Sprint, which holds a 54 percent stake in Clearwire, has repeatedly clashed with the WiMAX operator on issues from its retail strategy to funding.
Sprint, which sells Clearwire's WiMAX service under its own brand, is dependent on the operator for its 4G strategy. Clearwire, in turn, is heavily dependent on wholesale revenue from Sprint's smartphone subscribers and mobile broadband customers.
The two companies only recently settled a long-standing dispute over wholesale pricing for Sprint's smartphone customers.
Euteneuer, who has only been in his post at Sprint for seven weeks, said he questioned why it took Clearwire so long to resolve the pricing spat with Sprint.
"Being the outside guy looking in and seeing what was going on with Clearwire, it was amazing they were so off course and now leveraging one of their largest shareholders," Euteneuer said.
A Clearwire spokesman declined to respond directly to Euteneuer's remarks but said the company maintained a "strong and supportive relationship" with Sprint.
More than two-thirds of Clearwire's subscriber base comprises wholesale customers, the majority of which come from Sprint. Clearwire had 1.3 million retail customers and 4.8 million wholesale customers at the end of the first quarter.
Sprint and Clearwire settled their prolonged fight over wholesale pricing for Sprint's data-hungry smartphone users last month, just two weeks after Euteneuer, former finance chief at Qwest Communications, took his post.

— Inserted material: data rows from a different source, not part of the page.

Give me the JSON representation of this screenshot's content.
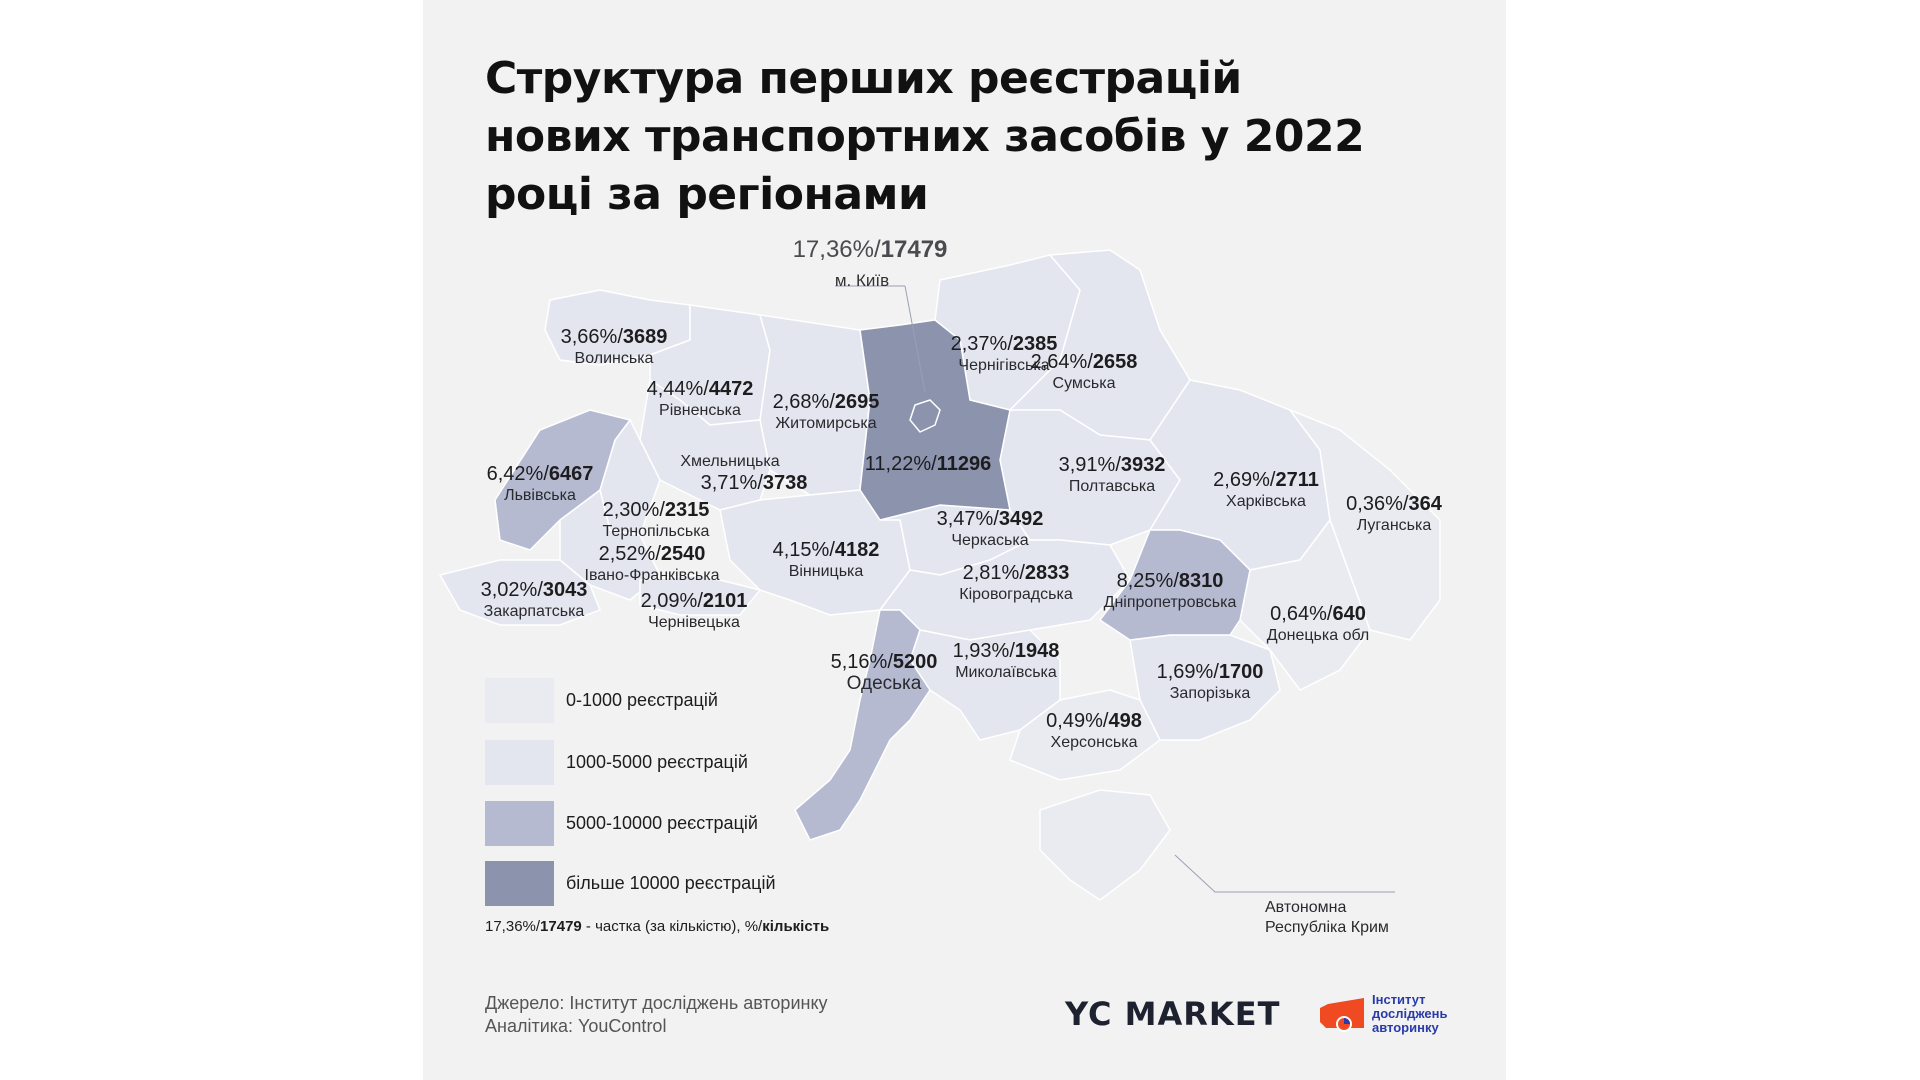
{
  "title": "Структура перших реєстрацій нових транспортних засобів у 2022 році за регіонами",
  "colors": {
    "bin_0_1000": "#e9ebf1",
    "bin_1000_5000": "#e4e6ef",
    "bin_5000_10000": "#b5bad1",
    "bin_10000_plus": "#8c93ad",
    "border": "#ffffff"
  },
  "kyiv_city": {
    "percent": "17,36%",
    "count": "17479",
    "name": "м. Київ"
  },
  "regions": [
    {
      "id": "volynska",
      "name": "Волинська",
      "percent": "3,66%",
      "count": "3689",
      "bin": "1000-5000"
    },
    {
      "id": "rivnenska",
      "name": "Рівненська",
      "percent": "4,44%",
      "count": "4472",
      "bin": "1000-5000"
    },
    {
      "id": "zhytomyrska",
      "name": "Житомирська",
      "percent": "2,68%",
      "count": "2695",
      "bin": "1000-5000"
    },
    {
      "id": "kyivska",
      "name": "",
      "percent": "11,22%",
      "count": "11296",
      "bin": "10000+"
    },
    {
      "id": "chernihivska",
      "name": "Чернігівська",
      "percent": "2,37%",
      "count": "2385",
      "bin": "1000-5000"
    },
    {
      "id": "sumska",
      "name": "Сумська",
      "percent": "2,64%",
      "count": "2658",
      "bin": "1000-5000"
    },
    {
      "id": "lvivska",
      "name": "Львівська",
      "percent": "6,42%",
      "count": "6467",
      "bin": "5000-10000"
    },
    {
      "id": "khmelnytska",
      "name": "Хмельницька",
      "percent": "3,71%",
      "count": "3738",
      "bin": "1000-5000"
    },
    {
      "id": "ternopilska",
      "name": "Тернопільська",
      "percent": "2,30%",
      "count": "2315",
      "bin": "1000-5000"
    },
    {
      "id": "ivano_frankivska",
      "name": "Івано-Франківська",
      "percent": "2,52%",
      "count": "2540",
      "bin": "1000-5000"
    },
    {
      "id": "zakarpatska",
      "name": "Закарпатська",
      "percent": "3,02%",
      "count": "3043",
      "bin": "1000-5000"
    },
    {
      "id": "chernivetska",
      "name": "Чернівецька",
      "percent": "2,09%",
      "count": "2101",
      "bin": "1000-5000"
    },
    {
      "id": "vinnytska",
      "name": "Вінницька",
      "percent": "4,15%",
      "count": "4182",
      "bin": "1000-5000"
    },
    {
      "id": "cherkaska",
      "name": "Черкаська",
      "percent": "3,47%",
      "count": "3492",
      "bin": "1000-5000"
    },
    {
      "id": "poltavska",
      "name": "Полтавська",
      "percent": "3,91%",
      "count": "3932",
      "bin": "1000-5000"
    },
    {
      "id": "kharkivska",
      "name": "Харківська",
      "percent": "2,69%",
      "count": "2711",
      "bin": "1000-5000"
    },
    {
      "id": "luhanska",
      "name": "Луганська",
      "percent": "0,36%",
      "count": "364",
      "bin": "0-1000"
    },
    {
      "id": "kirovohradska",
      "name": "Кіровоградська",
      "percent": "2,81%",
      "count": "2833",
      "bin": "1000-5000"
    },
    {
      "id": "dnipropetrovska",
      "name": "Дніпропетровська",
      "percent": "8,25%",
      "count": "8310",
      "bin": "5000-10000"
    },
    {
      "id": "donetska",
      "name": "Донецька обл",
      "percent": "0,64%",
      "count": "640",
      "bin": "0-1000"
    },
    {
      "id": "odeska",
      "name": "Одеська",
      "percent": "5,16%",
      "count": "5200",
      "bin": "5000-10000"
    },
    {
      "id": "mykolaivska",
      "name": "Миколаївська",
      "percent": "1,93%",
      "count": "1948",
      "bin": "1000-5000"
    },
    {
      "id": "zaporizka",
      "name": "Запорізька",
      "percent": "1,69%",
      "count": "1700",
      "bin": "1000-5000"
    },
    {
      "id": "khersonska",
      "name": "Херсонська",
      "percent": "0,49%",
      "count": "498",
      "bin": "0-1000"
    },
    {
      "id": "crimea",
      "name": "Автономна Республіка Крим",
      "percent": "",
      "count": "",
      "bin": "0-1000"
    }
  ],
  "crimea_label": {
    "line1": "Автономна",
    "line2": "Республіка Крим"
  },
  "legend": [
    {
      "label": "0-1000 реєстрацій",
      "color": "#e9ebf1"
    },
    {
      "label": "1000-5000 реєстрацій",
      "color": "#e4e6ef"
    },
    {
      "label": "5000-10000 реєстрацій",
      "color": "#b5bad1"
    },
    {
      "label": "більше 10000 реєстрацій",
      "color": "#8c93ad"
    }
  ],
  "legend_note": {
    "example_percent": "17,36%/",
    "example_count": "17479",
    "text": " - частка (за кількістю), %/",
    "text_bold": "кількість"
  },
  "source": {
    "line1": "Джерело: Інститут досліджень авторинку",
    "line2": "Аналітика: YouControl"
  },
  "logos": {
    "yc_market": "YC MARKET",
    "institute_line1": "Інститут",
    "institute_line2": "досліджень",
    "institute_line3": "авторинку"
  }
}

Sprint agreed to pay more than $1 billion to Clearwire over the next 18 months for its customers' use of Clearwire's WiMAX network. Sprint also agreed to pay Clearwire $28 million in back payments.
The influx of cash should help Clearwire address its precarious financial position. Clearwire burned through capital to build out its WiMAX network and hasn't managed to keep revenue in pace with expenses, despite steady growth in its customer base. Clearwire's net loss more than doubled in the first quarter to $267 million, compared with a net loss of $94.1 million during the same period last year.
The company has laid off about a thousand employees, scaled back on its more costly brick-and-mortar stores in favor of online sales, indefinitely delayed plans for a Clear-branded smartphone and limited the expansion of its WiMAX network to markets where it has to deploy to retain its spectrum licenses.
Clearwire's cash conservation efforts will allow it to function for the next year without additional funding, allowing it to shelve plans to sell off surplus spectrum to finance its business.
Meanwhile, Sprint is grappling with its own financial problems. The company is working to stem losses, retain customers amid competition from the iPhone at AT&T and Verizon Wireless, and it is spending up to $5 billion to upgrade its aging legacy network with new equipment and a CDMA-based push-to-talk service.
Euteneuer was optimistic about Sprint's financial future, saying the company is "out of survival mode" and is in a "transition mode to sustainability."
The company also has "a number of tests going on in different markets" to reduce churn, Euteneuer said, but he did not elaborate on Sprint's plans.